The Mahabharata further appreciates Yudhishthira’s decision as one made with astute foresight that successfully unites the Pandavas against adharma.
Although there is no moral justification for Yudhishthira’s behaviour when he manipulates Shalya into vowing to support the Pandavas against the Kauravas, the Mahabharata depicts this act merely as battleground strategy. The epic treats this move as an ordinary attempt to confuse and lure the enemy’s alliance, since it did not violate the rules of the war.
Similarly, while the Pandavas’ burning of Laakshyagriha kills six innocent people, harms countless animals, and brings massive destruction to the environment, the epic justifies this abhorrent act as an attempt to survive in a harsh and unjust world. And ultimately, as the epic says, the Pandavas had a goal to save dharma.
While Bhima’s childhood bullying could have left the readers unsympathetic towards the character, the text presents his behaviour as innocent and playful, causing no permanent harm to the Kauravas. Yet, the text ignores the harm bullying can do to the self-esteem of a young prince and his brothers, especially during an adolescence that is fiercely competitive. While this is not a justification for Duryodhana’s attempt to kill Bhima, it highlight
s the text’s deliberate and biased presentation of its characters.
Although abandoning a new mother and her infant child is an act that is universally considered immoral—both today and in the ancient setting of the Mahabharata—the epic presents us with some dharmic justifications for the behaviour. Kunti somehow assures Hidimbaa that Bhima leaving her and their infant in the jungle will be beneficial for everyone involved. She further convinces Hidimbaa that her children are in a precarious position; she explains that she is a fugitive, along with her children, and that they are escaping an assassination bid. She says that they are badly in need of shelter and comfort, and are living in seclusion in order to save and establish dharma.
Where Arjuna’s unwarranted jealousy towards Eklavya and Karna is concerned, the Mahabharata again protects the image of the Pandavas. It is mostly silent about Arjuna’s disdain for Ekalavya and Karna’s skill and acumen, presenting Ekalavya and Karna as victims of the rigidity of gurus and gurukuls. We cannot know whether the text’s silence on the Pandava’s jealousy is intentional or not. Instead, the epic blames Drona for being insecure about Ekalavya’s skills and dedication.
Further, it is worth paying close attention to Arjuna’s initial gentle rejection and subsequent acceptance of Ulupi’s and Chitrangada’s sexual advances.
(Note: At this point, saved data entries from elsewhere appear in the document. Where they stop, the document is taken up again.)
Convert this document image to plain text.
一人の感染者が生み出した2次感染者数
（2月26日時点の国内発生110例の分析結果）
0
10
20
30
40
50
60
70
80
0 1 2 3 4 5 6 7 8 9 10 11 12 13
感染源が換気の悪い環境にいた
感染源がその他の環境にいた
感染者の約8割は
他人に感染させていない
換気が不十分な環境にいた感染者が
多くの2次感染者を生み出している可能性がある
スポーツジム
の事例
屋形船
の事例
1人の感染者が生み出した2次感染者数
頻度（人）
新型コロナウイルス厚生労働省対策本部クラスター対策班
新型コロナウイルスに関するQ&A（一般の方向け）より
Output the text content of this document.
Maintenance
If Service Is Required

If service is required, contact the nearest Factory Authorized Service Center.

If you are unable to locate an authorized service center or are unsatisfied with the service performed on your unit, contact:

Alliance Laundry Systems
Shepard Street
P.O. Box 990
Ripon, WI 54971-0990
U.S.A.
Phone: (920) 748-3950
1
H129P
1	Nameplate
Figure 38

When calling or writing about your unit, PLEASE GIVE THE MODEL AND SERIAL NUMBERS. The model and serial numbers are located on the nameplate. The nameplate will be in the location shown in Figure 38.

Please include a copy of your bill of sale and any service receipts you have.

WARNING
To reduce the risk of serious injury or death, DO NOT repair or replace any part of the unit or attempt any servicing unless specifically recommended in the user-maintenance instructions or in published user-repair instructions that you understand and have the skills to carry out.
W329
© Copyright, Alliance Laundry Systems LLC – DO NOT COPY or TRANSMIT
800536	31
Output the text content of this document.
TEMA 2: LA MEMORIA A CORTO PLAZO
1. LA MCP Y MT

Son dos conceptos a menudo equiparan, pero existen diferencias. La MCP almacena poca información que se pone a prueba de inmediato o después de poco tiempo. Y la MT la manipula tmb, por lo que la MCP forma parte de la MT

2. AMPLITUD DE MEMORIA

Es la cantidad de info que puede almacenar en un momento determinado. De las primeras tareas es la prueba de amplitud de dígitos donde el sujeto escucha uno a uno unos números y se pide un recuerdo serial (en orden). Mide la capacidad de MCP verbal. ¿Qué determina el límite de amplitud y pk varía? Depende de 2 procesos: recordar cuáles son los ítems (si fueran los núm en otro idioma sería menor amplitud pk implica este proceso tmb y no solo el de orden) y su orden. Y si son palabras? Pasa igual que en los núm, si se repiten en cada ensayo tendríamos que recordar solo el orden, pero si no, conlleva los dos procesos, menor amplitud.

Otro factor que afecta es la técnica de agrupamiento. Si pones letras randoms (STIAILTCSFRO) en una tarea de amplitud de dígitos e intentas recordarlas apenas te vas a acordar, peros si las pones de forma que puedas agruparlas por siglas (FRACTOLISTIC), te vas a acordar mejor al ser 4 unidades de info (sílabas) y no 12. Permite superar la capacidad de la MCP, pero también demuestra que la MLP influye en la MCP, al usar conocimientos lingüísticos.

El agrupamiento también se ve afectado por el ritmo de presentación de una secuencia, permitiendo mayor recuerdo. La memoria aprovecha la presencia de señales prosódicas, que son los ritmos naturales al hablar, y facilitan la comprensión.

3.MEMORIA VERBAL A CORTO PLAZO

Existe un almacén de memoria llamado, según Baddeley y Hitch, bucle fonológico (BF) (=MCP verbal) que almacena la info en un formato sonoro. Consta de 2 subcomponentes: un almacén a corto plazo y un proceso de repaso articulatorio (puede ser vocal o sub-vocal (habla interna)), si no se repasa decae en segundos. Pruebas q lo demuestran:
While Arjuna first denies their advances based on his observation of Brahmacharya, his eventual acquiescence is presented as Kshatriya dharma—moral responsibility of a warrior. This is contradictory, but justified by the text, which goes out of its way to establish the Pandava’s heroism.
The epic also presents Arjuna’s kidnapping of Subhadra as a part of Krishna’s meticulous plan, given that Balarama wanted to marry her to his disciple, Duryodhana. Similarly, several other behaviours discussed in this chapter, which appear unfair and sometimes unethical, are justified by the text either as dharma and or as act ordained by Krishna. Krishna in the Bhagavad Gita explains the tenets of dharma and how certain actions come to fall under dharma and not adharma—resorting to unfair means to defeat the followers of adharma is not unethical, he explains.